The Crown Casino in Melbourne applied to the Federal Court this week for an injunction to stop hundreds of workers striking this weekend. The casino claims the threatened industrial action in support of a pay claim is illegal. The strike threat emerged after pay talks between the casino and union representatives broke down.

Employees struck for four hours at the end of last week when the company refused to budge from its 10.25 percent pay offer. Workers were seeking 24 percent but the Liquor, Hospitality and Miscellaneous Workers Union has reduced the claim to 20 percent.

New Zealand wharfies protest casual labour

Waterfront workers began picketing South Port, in Bluff, this week after casual workers from the North Island-based Mainland Stevedoring loaded the Leo Forest with wood product from Southland Veneer company. Mainland workers are on lesser pay and conditions than the permanent workforce. According to the Waterfront Workers Union (WWU), local stevedoring workers were denied the work.

The Leo Forest is chartered by Carter Holt Harvey (CHH), which contracts Mainland exclusively to load timber. A series of pickets against Mainland operations were organised at Bluff, Timaru, Nelson and Port Chalmers during a seven-month period about two years ago.

The WWU has attempted to divert the struggle into a “locals” versus “outsiders” campaign. WWU Bluff branch president David McKay said Southland workers usually loaded Southland Veneer ‘s cargo and that the “bone of contention” was “Southland jobs for Southland people”.

New Zealand mill redundancies to proceed

The first of some 400 workers to be made redundant at the Carter Holt Harvey (CHH)-owned Kinleith pulp and paper mill will lose their jobs on January 17. The long-planned redundancies, half the mill’s workforce, have been the subject of a series of legal challenges by the Engineering, Printing and Manufacturing Union (EPMU), all of which have failed to defend the jobs.

In a just-released decision, the Employment Relations Authority found that CHH breached certain statutory and contractual obligations but refused to order the company to withdraw the redundancy notices. The EPMU had asked the authority to rule against the first 36 lay-offs on the grounds that CHH failed to consult properly during the process to select the workers to be made redundant. The union has been seeking voluntary redundancy as an option.

The EPMU has declared that it will abide by the order, preferring “to resolve the issue by agreement with the company rather than through the courts”.

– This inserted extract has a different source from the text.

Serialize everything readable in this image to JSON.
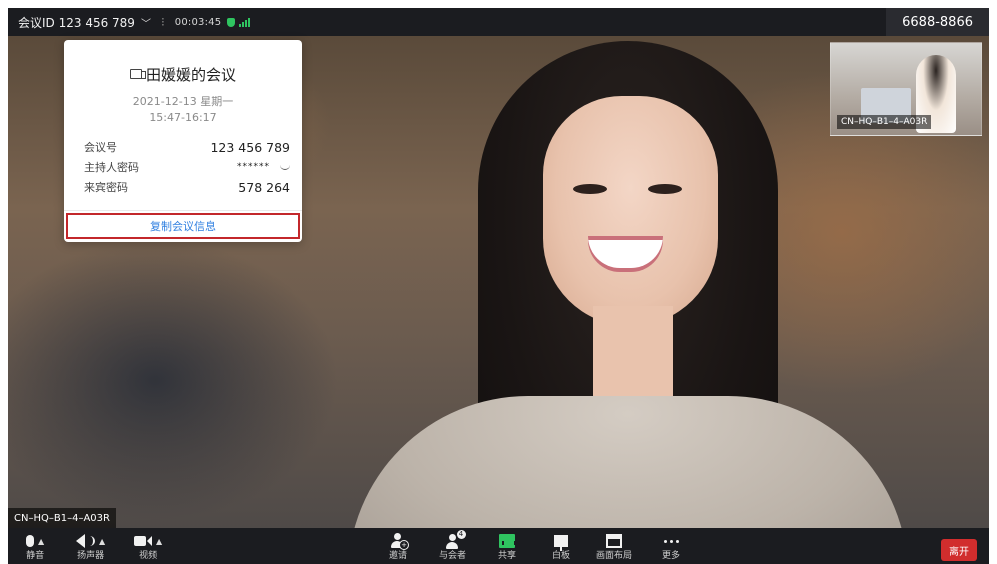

Papua New Guinea teachers angered over lost pay

Teachers in the West New Britain region of Papua New Guinea protested outside the provincial education office last week over their payment with worthless wage cheques for the holiday period. When more than 100 teachers presented their leave entitlement cheques at the bank they were told there was no money in the government account.

The education office was to have made funds available this week. The teachers have warned that commencement of the new school year will be chaotic if they have not been paid. Authorities have admitted that many teachers throughout the province are facing financial difficulties.

Fijian cabbies continue strike

Twenty striking taxi drivers employed by Sanyo Cabs in Fiji have refused to return to work after their employer failed to appear at a court hearing over their right to unionise. The employer said he would not go to court until the drivers returned his taxis to the depot. Transport Workers Union general secretary Attar Singh, who is representing the drivers, said he would continue to attend court until the drivers’ grievances were heard.